Inside look at San Francisco's bid to split with PG&E

San Francisco’s stalled bid to break up with Pacific Gas and Electric Company (PG&E) and provide public power appears to be gaining traction amid frustration over the massive blackout in December and state regulators having recently given PG&E until October to set a justifiable price for the city to acquire its grid.

The fire and outage at PG&E’s Mission substation south of market left merchants on Irving Street in the city’s Sunset District without power for three days. The outage hit on the Saturday before Christmas, and the eve of the Chinese winter solstice celebration, confounding Rose Chen, who runs BBQ King and who stocked up for the Internet sales crush.

“We prepared a lot of food for the winter festival,” she said, only to watch it spoil when the outage stretched on for three says. “We can’t do anything.”

It was the same across the street at Tina Zheng’s Irvine Seafood Market.

“Everything is messed up, we cannot do business,” she said, so she and her husband filled their van with fish and ended up sleeping in the vehicle, using its power to keep cool water circulating in a plastic bin to keep them alive.

But in the end, the fish didn’t survive, and the market suffered losses of more than $10,000.

For public power supporters like city Supervisor Matt Dorsey, the December nightmare was only the latest in a string of blackouts and mishaps that they believe could be avoided if the city took over the grid.

“It’s s time for PG&E to be replaced,” Dorsey said in a recent interview. “It’s time for San Francisco to have a municipally owned utility.”

In February, Dorsey chaired a hearing of the public safety committee to push for answers from PG&E.

“For more than 120 years we have had the humbling privilege of serving this city and we do not take this responsibility lightly,” PG&E’s CEO Sumeet Singh told the committee, noting that the fire broke out when a single circuit breaker failed at a facility the utility had previously spent $200 million to upgrade.

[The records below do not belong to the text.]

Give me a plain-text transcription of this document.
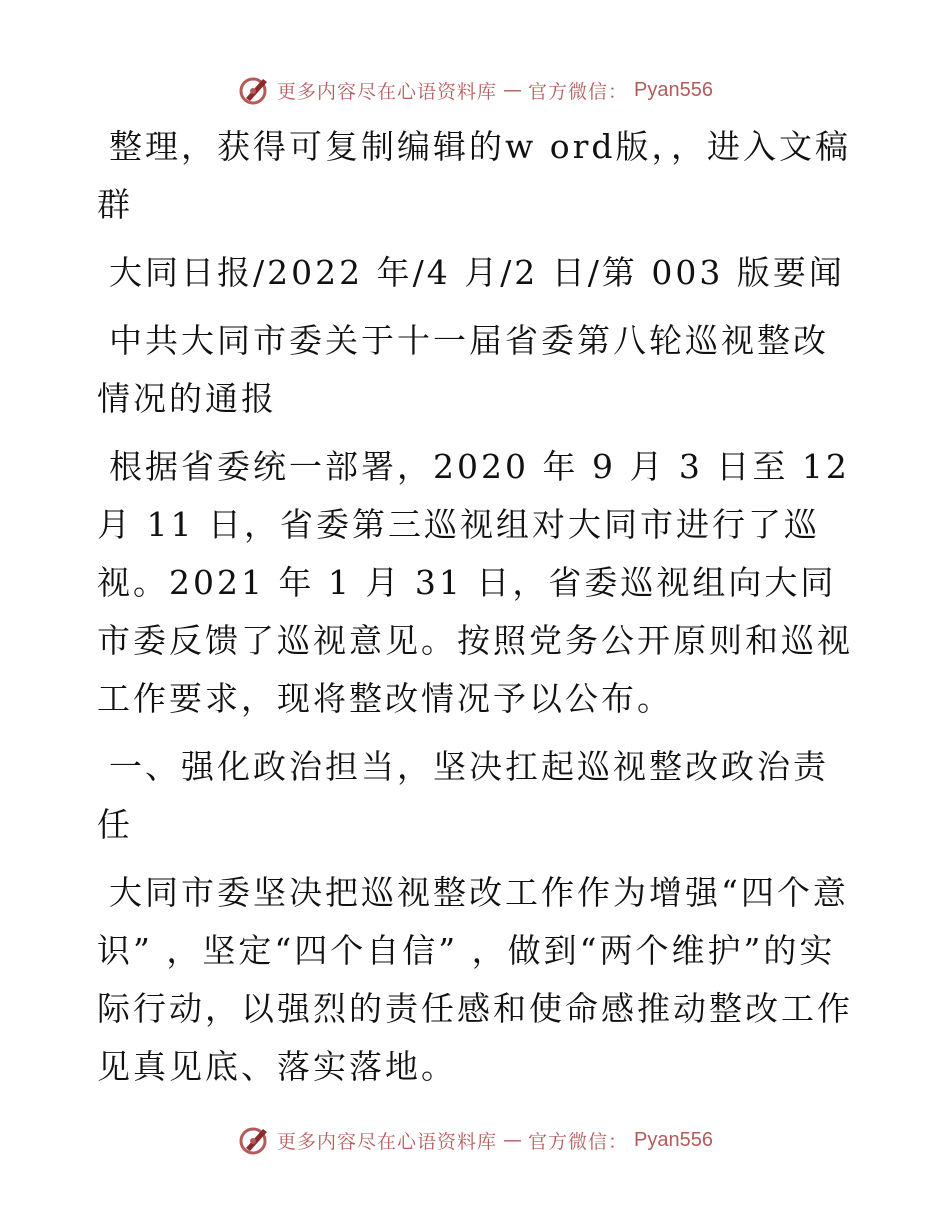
更多内容尽在心语资料库 — 官方微信： Pyan556

整理，获得可复制编辑的w ord版，，进入文稿群

大同日报/2022 年/4 月/2 日/第 003 版要闻

中共大同市委关于十一届省委第八轮巡视整改情况的通报

根据省委统一部署，2020 年 9 月 3 日至 12 月 11 日，省委第三巡视组对大同市进行了巡视。2021 年 1 月 31 日，省委巡视组向大同市委反馈了巡视意见。按照党务公开原则和巡视工作要求，现将整改情况予以公布。

一、强化政治担当，坚决扛起巡视整改政治责任

大同市委坚决把巡视整改工作作为增强“四个意识” ，坚定“四个自信” ，做到“两个维护”的实际行动，以强烈的责任感和使命感推动整改工作见真见底、落实落地。

更多内容尽在心语资料库 — 官方微信： Pyan556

“You just expect that these things are going to get better and they never do,” Dorsey said, adding that while he welcomes the utility taking responsibility, the fire in December was the third at the same substation and that month alone, there were seven outages citywide.

“There was a time that PG&E could point to their great record on reliability and safety, and I think that ship sailed a couple decades ago.”

It was in the wake of the PG&E’s bankruptcy – sparked in part by a string of disastrous wildfires – that the city first offered PG&E $2.5 billion for its power lines, poles and substation equipment. That was in 2019. The utility has twice rejected those offers, saying they were too low and were not in PG&E’s or its customers, best interest.

The city has since taken its case to the state’s Public Utilities Commission, hoping to move the process along. The CPUC has now given the city until April to come up with a final, updated offer to buy the company’s assets. A regulatory law judge has given the utility until October to respond with its own appraisal.

“If you were to take them over, you’re basically saying, ‘okay, any potential savings, I’m paying upfront to PG&E to make them go away,’’’ says Mark Ellis, a former chief utility consultant turned consultant. He says the price tag PG&E comes up with may be far more than San Francisco can pay with bonds — and still hope to lower bills.

“To me, the big issue is like the rates are just too high and they keep going up,” he says, adding that the city should be pushing for regulatory rate reform instead of an outright takeover.

“No one’s saying it’s going to be an easy path,” said San Francisco City Attorney David Chiu, who is leading the regulatory battle to force PG&E to the table. He says under the law, PG&E can’t just name any price. It must be reasonable and justified as a fair market value. Meanwhile, he says, every day the complex process goes on, is another day San Franciscans must put up with all the problems.

“This is putting the safety of our residents at risk,” Chiu says.

While the city has concerns about reliability and safety, so does PG&E, which has long argued the city lacks experience needed to run a sizable power grid, let alone run it less expensively.

“We’re up to the task,” says Barbara Hale, assistant general manager of the San Francisco Public Utilities Commission. She says the city has plenty of experience. “2.7 million customers rely on their critical water services from this agency — we can step up and do the same for electricity.’’

The SFPUC runs Hetch Hetchy power, delivering both water and power from Yosemite to the city. It also maintains lines to deliver power to city customers generated by a solar array at the Sunset Reservoir.

As for PG&E, company official Sarah Yoell acknowledged to the Board of Supervisors in February that the breakdowns during December’s blackout were an unacceptable lapse. She pledged to quickly compensate businesses.

“We know that during the outage and in the days that followed, we did not meet our high standards of performance, she said. “We must do better.”

On Irving Street, Rose Chen says PG&E is typically reliable – and did make good on its promise recently to compensate for her losses from December.

“PG&E did a good job, but sometimes accidents happen. You never know.”